运行下列命令,安装成功
apt-get install python2.6-dev
apt-get install libxml2-dev
apt-get install libxslt1-dev
easy_install lxml
另外,安装python idle
apt-get install idle
- 例子:dblp.xml(dblp数据的片段)
- <?xml version='1.0' encoding='utf-8'?>
- <dblp>
- <article mdate="2012-11-28" key="journals/entropy/BellucciFMY08">
- <author>Stefano Bellucci</author>
- <author>Sergio Ferrara</author>
- <author>Alessio Marrani</author>
- <author>Armen Yeranyan</author>
- <title>ES<sup>2</sup>: A cloud data storage system for supporting both OLTP and OLAP.</title>
- <pages>507-555</pages>
- <year>2008</year>
- <volume>10</volume>
- <journal>Entropy</journal>
- <number>4</number>
- <ee>http://dx.doi.org/10.3390/e10040507</ee>
- <url>db/journals/entropy/entropy10.html#BellucciFMY08</url>
- </article>
- <article mdate="2013-03-04" key="journals/entropy/Knuth13">
- <author>Kevin H. Knuth</author>
- <title><i>Entropy</i> Best Paper Award 2013.</title>
- <pages>698-699</pages>
- <year>2013</year>
- <volume>15</volume>
- <journal>Entropy</journal>
- <number>2</number>
- <ee>http://dx.doi.org/10.3390/e15020698</ee>
- <url>db/journals/entropy/entropy15.html#Knuth13</url>
- </article>
- </dblp>
为了将xml解析为树结构,并得到该树的根,要进行如下的操作:
- #!/usr/bin/python
- #-*-coding:utf-8-*-
- from lxml import etree#导入lxml库
- tree = etree.parse("dblp.xml")#将xml解析为树结构
- root = tree.getroot()#获得该树的树根
- xml文件中含有dtd声明的例子:
- <?xml version="1.0" encoding="ISO-8859-1"?>
- <!DOCTYPE dblp SYSTEM "dblp.dtd">
- <dblp>
- <article mdate="2002-01-03" key="persons/Codd71a">
- <author>E. F. Codd</author>
- <title>Further Normalization of the Data Base Relational Model.</title>
- <journal>IBM Research Report, San Jose, California</journal>
- <volume>RJ909</volume>
- <month>August</month>
- <year>1971</year>
- hadoop@hadoop:~/20130722dblpxml$ head -15 dblp.xml
- <?xml version="1.0" encoding="ISO-8859-1"?>
- <!DOCTYPE dblp SYSTEM "dblp.dtd">
- <dblp>
- <article mdate="2002-01-03" key="persons/Codd71a">
- <author>E. F. Codd</author>
- <title>Further Normalization of the Data Base Relational Model.</title>
- <journal>IBM Research Report, San Jose, California</journal>
- <volume>RJ909</volume>
- <month>August</month>
- <year>1971</year>
- <cdrom>ibmTR/rj909.pdf</cdrom>
- <ee>db/labs/ibm/RJ909.html</ee>
- </article>
- </dblp>
这时候,要想将xml数据解析为树结构并得到该树的树根,必须进行如下的操作:
- #!/usr/bin/python
- #-*-coding:utf-8-*-
- from lxml import etree#导入lxml库
- parser=etree.XMLParser(load_dtd= True)#首先根据dtd得到一个parser(注意dtd文件要放在和xml文件相同的目录)
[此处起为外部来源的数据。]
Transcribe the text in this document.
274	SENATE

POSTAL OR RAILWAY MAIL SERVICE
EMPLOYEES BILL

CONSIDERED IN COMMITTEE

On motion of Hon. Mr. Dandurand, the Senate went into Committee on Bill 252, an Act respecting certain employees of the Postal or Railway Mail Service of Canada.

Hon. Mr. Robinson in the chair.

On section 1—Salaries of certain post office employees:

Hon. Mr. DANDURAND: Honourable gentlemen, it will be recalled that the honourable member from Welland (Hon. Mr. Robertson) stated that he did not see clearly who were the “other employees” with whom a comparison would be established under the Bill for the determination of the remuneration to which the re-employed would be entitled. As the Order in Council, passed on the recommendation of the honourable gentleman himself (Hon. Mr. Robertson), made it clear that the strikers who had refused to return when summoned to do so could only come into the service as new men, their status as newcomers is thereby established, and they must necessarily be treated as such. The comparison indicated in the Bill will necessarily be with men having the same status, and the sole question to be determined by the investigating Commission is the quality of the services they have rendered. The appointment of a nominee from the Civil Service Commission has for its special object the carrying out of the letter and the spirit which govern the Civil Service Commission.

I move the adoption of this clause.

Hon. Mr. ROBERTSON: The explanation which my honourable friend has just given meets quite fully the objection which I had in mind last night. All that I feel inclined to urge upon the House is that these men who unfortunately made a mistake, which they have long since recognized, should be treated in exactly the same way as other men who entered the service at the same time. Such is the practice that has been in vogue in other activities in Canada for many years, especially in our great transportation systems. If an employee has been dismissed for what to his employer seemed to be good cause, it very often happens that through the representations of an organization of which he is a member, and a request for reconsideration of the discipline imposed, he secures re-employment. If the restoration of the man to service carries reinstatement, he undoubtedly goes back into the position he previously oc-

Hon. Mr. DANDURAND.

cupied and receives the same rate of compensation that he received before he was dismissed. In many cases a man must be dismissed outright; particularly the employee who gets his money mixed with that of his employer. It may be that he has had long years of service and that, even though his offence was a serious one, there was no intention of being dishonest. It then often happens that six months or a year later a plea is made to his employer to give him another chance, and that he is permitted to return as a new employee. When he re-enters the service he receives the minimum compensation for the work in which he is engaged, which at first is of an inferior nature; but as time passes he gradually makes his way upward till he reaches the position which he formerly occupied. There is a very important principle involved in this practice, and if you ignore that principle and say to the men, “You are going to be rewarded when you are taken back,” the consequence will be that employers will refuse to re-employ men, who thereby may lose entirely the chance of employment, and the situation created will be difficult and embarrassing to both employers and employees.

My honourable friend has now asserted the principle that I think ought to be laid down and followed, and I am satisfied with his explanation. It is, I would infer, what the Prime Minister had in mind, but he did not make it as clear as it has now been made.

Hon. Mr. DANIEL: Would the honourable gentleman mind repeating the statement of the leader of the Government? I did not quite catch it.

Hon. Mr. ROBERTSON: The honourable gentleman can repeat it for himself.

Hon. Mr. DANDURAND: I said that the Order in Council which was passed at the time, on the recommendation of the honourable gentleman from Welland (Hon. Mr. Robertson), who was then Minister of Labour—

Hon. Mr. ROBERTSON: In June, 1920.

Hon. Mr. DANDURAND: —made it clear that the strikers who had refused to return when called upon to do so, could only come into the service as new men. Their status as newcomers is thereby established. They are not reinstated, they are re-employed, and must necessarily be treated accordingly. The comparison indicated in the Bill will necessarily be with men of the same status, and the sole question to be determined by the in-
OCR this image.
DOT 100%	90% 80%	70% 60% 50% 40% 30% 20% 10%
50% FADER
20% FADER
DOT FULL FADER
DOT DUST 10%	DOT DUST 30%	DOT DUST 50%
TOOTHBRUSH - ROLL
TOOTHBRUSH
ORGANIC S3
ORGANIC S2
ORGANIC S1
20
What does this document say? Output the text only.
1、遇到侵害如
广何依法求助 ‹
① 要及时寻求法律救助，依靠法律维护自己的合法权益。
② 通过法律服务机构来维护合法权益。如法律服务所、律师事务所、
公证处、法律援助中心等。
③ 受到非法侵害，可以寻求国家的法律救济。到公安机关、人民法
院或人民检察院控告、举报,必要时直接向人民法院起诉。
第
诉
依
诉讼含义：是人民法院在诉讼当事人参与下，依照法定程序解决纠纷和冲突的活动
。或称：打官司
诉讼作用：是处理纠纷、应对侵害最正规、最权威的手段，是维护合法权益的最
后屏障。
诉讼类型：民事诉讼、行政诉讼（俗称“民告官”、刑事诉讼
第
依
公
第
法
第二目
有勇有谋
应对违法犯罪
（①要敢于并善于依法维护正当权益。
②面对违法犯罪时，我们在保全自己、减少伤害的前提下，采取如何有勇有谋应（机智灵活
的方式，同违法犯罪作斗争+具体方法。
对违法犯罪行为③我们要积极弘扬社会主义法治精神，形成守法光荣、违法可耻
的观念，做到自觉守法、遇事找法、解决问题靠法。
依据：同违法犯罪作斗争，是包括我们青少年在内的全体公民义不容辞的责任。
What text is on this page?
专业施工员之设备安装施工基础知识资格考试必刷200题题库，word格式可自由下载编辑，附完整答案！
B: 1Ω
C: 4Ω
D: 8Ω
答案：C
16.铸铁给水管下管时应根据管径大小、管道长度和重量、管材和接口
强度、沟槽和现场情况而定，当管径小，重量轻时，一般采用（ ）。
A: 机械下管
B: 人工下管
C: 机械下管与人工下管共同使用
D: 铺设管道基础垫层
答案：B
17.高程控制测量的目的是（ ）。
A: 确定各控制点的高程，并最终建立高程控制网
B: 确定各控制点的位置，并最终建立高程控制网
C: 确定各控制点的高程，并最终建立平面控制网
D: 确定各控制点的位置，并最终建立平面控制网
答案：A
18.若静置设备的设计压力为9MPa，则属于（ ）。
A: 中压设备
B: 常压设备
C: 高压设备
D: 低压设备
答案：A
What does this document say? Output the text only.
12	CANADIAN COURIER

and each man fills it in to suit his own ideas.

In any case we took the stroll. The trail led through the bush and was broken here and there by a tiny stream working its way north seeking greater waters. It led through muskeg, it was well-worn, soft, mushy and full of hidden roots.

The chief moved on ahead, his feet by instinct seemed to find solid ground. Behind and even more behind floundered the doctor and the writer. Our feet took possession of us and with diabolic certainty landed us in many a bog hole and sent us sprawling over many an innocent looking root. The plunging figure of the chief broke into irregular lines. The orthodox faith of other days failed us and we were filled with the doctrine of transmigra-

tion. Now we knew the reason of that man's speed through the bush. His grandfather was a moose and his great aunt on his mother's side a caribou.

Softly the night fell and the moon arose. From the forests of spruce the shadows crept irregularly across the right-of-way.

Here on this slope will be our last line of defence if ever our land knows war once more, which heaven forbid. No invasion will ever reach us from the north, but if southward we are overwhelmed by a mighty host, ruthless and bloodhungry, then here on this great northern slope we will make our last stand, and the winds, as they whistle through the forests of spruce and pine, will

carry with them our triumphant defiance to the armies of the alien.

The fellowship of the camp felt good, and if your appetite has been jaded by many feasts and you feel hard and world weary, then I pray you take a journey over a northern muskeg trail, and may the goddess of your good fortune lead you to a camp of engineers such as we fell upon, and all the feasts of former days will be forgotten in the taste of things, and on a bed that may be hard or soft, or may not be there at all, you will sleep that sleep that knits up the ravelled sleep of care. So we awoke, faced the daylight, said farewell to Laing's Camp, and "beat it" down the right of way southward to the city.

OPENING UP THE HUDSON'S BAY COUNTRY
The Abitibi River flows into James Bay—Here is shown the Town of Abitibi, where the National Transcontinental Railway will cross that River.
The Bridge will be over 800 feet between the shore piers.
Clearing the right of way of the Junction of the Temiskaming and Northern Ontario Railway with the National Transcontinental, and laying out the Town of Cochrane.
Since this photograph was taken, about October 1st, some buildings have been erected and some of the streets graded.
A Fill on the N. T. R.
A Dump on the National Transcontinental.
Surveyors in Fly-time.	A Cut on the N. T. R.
- tree = etree.parse("dblp.xml",parser)#用上面得到的parser将xml解析为树结构
- root = tree.getroot()#获得该树的树根
- for article in root:#这样便可以遍历根元素的所有子元素(这里是article元素)
- print "元素名称:",article.tag#用.tag得到该子元素的名称
- for field in article:#遍历article元素的所有子元素(这里是指article的author,title,volume,year等)
- print field.tag,":",field.text#同样地,用.tag可以得到元素的名称,而.text可以得到元素的内容
- mdate=article.get("mdate")#用.get("属性名")可以得到article元素相应属性的值
- key=article.get("key")
- print "mdate:",mdate
- print "key",key
- print ""#隔行分开不同的article元素
3、解析xml数据的例子
用下面的代码解析文章开头的名为dblp.xml数据。
- #!/usr/bin/python
- #-*-coding:utf-8-*-
- from lxml import etree#导入lxml库
- tree = etree.parse("dblp.xml")#将xml解析为树结构
- root = tree.getroot()#获得该树的树根
- for article in root:#这样便可以遍历根元素的所有子元素(这里是article元素)
- print "元素名称:",article.tag#用.tag得到该子元素的名称
- for field in article:#遍历article元素的所有子元素(这里是指article的author,title,volume,year等)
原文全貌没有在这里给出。